(538f) Revealing Governing Mechanism in Directed Self-Assembly of Sub 10 Nm Particles into Textured Substrates

There has been a great deal of interest in nanomanufacturing using directed self-assembly of nanoparticles into ordered arrays. Such arrays have potential applications in various emerging fields such as nanobiotechnology, nanoelectronics, nanosensors, and the like. In all these applications, conventional pattering techniques have already reached their limits in resolution. However, strategically placing sub 10 nm particles as active agents on textured substrates could potentially make devices with enhanced functionalities.

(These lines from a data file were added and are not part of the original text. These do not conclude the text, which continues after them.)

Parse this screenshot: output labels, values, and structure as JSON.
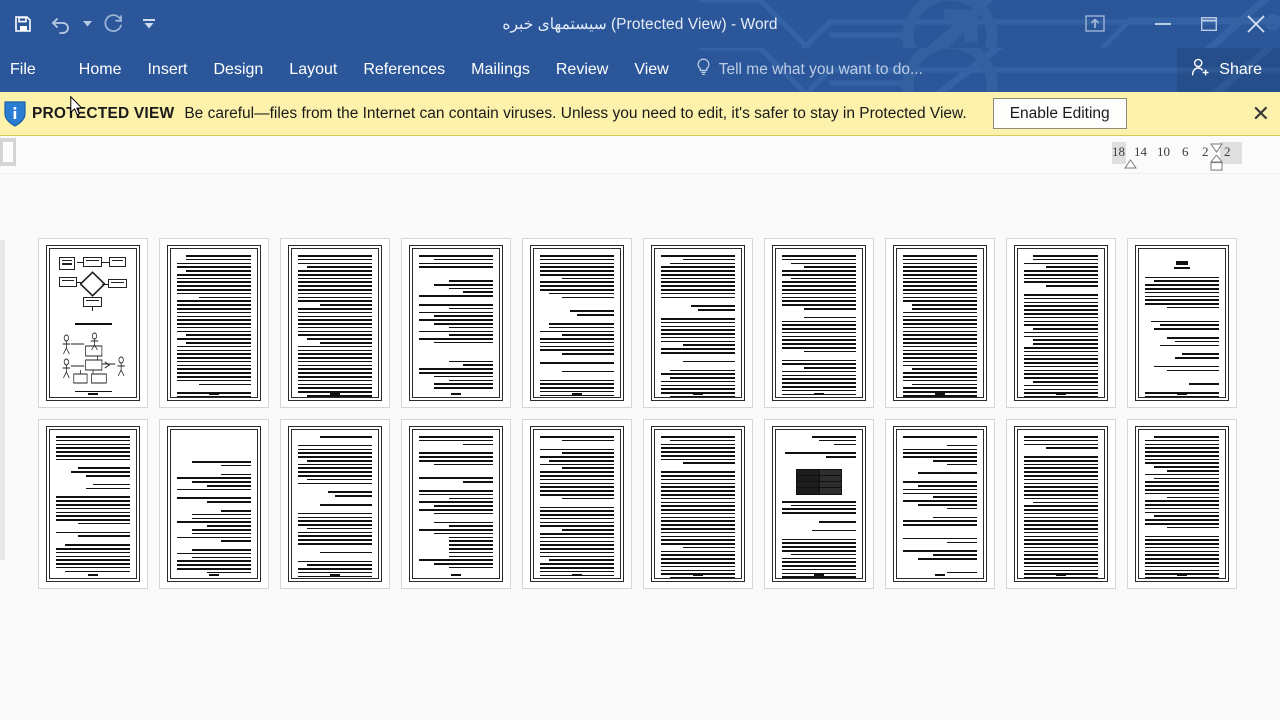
{
  "window": {
    "title": "سیستمهای خبره (Protected View) - Word",
    "app_name": "Word",
    "accent_color": "#2b579a"
  },
  "quick_access": {
    "save_label": "Save",
    "undo_label": "Undo",
    "undo_dropdown_label": "Undo dropdown",
    "redo_label": "Redo",
    "customize_label": "Customize Quick Access Toolbar"
  },
  "window_controls": {
    "ribbon_display_options_label": "Ribbon Display Options",
    "minimize_label": "Minimize",
    "restore_label": "Restore Down",
    "close_label": "Close",
    "close_glyph": "✕",
    "minimize_glyph": "—"
  },
  "ribbon": {
    "tabs": [
      {
        "label": "File"
      },
      {
        "label": "Home"
      },
      {
        "label": "Insert"
      },
      {
        "label": "Design"
      },
      {
        "label": "Layout"
      },
      {
        "label": "References"
      },
      {
        "label": "Mailings"
      },
      {
        "label": "Review"
      },
      {
        "label": "View"
      }
    ],
    "tell_me": {
      "placeholder": "Tell me what you want to do...",
      "icon": "lightbulb-icon"
    },
    "share": {
      "label": "Share",
      "icon": "person-add-icon"
    }
  },
  "protected_view": {
    "icon": "shield-info-icon",
    "title": "PROTECTED VIEW",
    "message": "Be careful—files from the Internet can contain viruses. Unless you need to edit, it's safer to stay in Protected View.",
    "enable_button": "Enable Editing",
    "close_glyph": "✕",
    "bar_color": "#fdf2ab"
  },
  "ruler": {
    "ticks": [
      "18",
      "14",
      "10",
      "6",
      "2",
      "2"
    ],
    "left_tab_selector": "tab-stop-selector"
  },
  "document": {
    "view_mode": "multiple-pages",
    "page_count": 20,
    "pages": [
      {
        "number": 1,
        "kind": "diagram"
      },
      {
        "number": 2,
        "kind": "dense-text"
      },
      {
        "number": 3,
        "kind": "dense-text"
      },
      {
        "number": 4,
        "kind": "sparse-text"
      },
      {
        "number": 5,
        "kind": "heading-text"
      },
      {
        "number": 6,
        "kind": "heading-text"
      },
      {
        "number": 7,
        "kind": "dense-text"
      },
      {
        "number": 8,
        "kind": "dense-text"
      },
      {
        "number": 9,
        "kind": "dense-text"
      },
      {
        "number": 10,
        "kind": "title-page"
      },
      {
        "number": 11,
        "kind": "list-text"
      },
      {
        "number": 12,
        "kind": "sparse-text"
      },
      {
        "number": 13,
        "kind": "heading-text"
      },
      {
        "number": 14,
        "kind": "sparse-text"
      },
      {
        "number": 15,
        "kind": "dense-text"
      },
      {
        "number": 16,
        "kind": "dense-text"
      },
      {
        "number": 17,
        "kind": "table-page"
      },
      {
        "number": 18,
        "kind": "sparse-text"
      },
      {
        "number": 19,
        "kind": "dense-text"
      },
      {
        "number": 20,
        "kind": "dense-text"
      }
    ]
  }
}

Using dissipative particle dynamics simulations, we reveal the governing mechanism leading to the directed self-assembly of sub 10 nm particles into templated substrates. Our simulation results illustrate the dynamics of nanoparticles and the flow field at the contact line, suggesting contact line pinning and bending, confinement before directed self-assembly, and flow field redirections at sub 10 nm length scale are the key factors. Utilizing our computational model, we are able to predict positioning of sub 10 nm particles with arbitrary shapes into desired templates and surface textures. Our method, simulation results, and computational tool will offer an innovative approach and fundamental understanding of the dynamics of directed self-assembly of sub 10 nm particles with single particle positioning.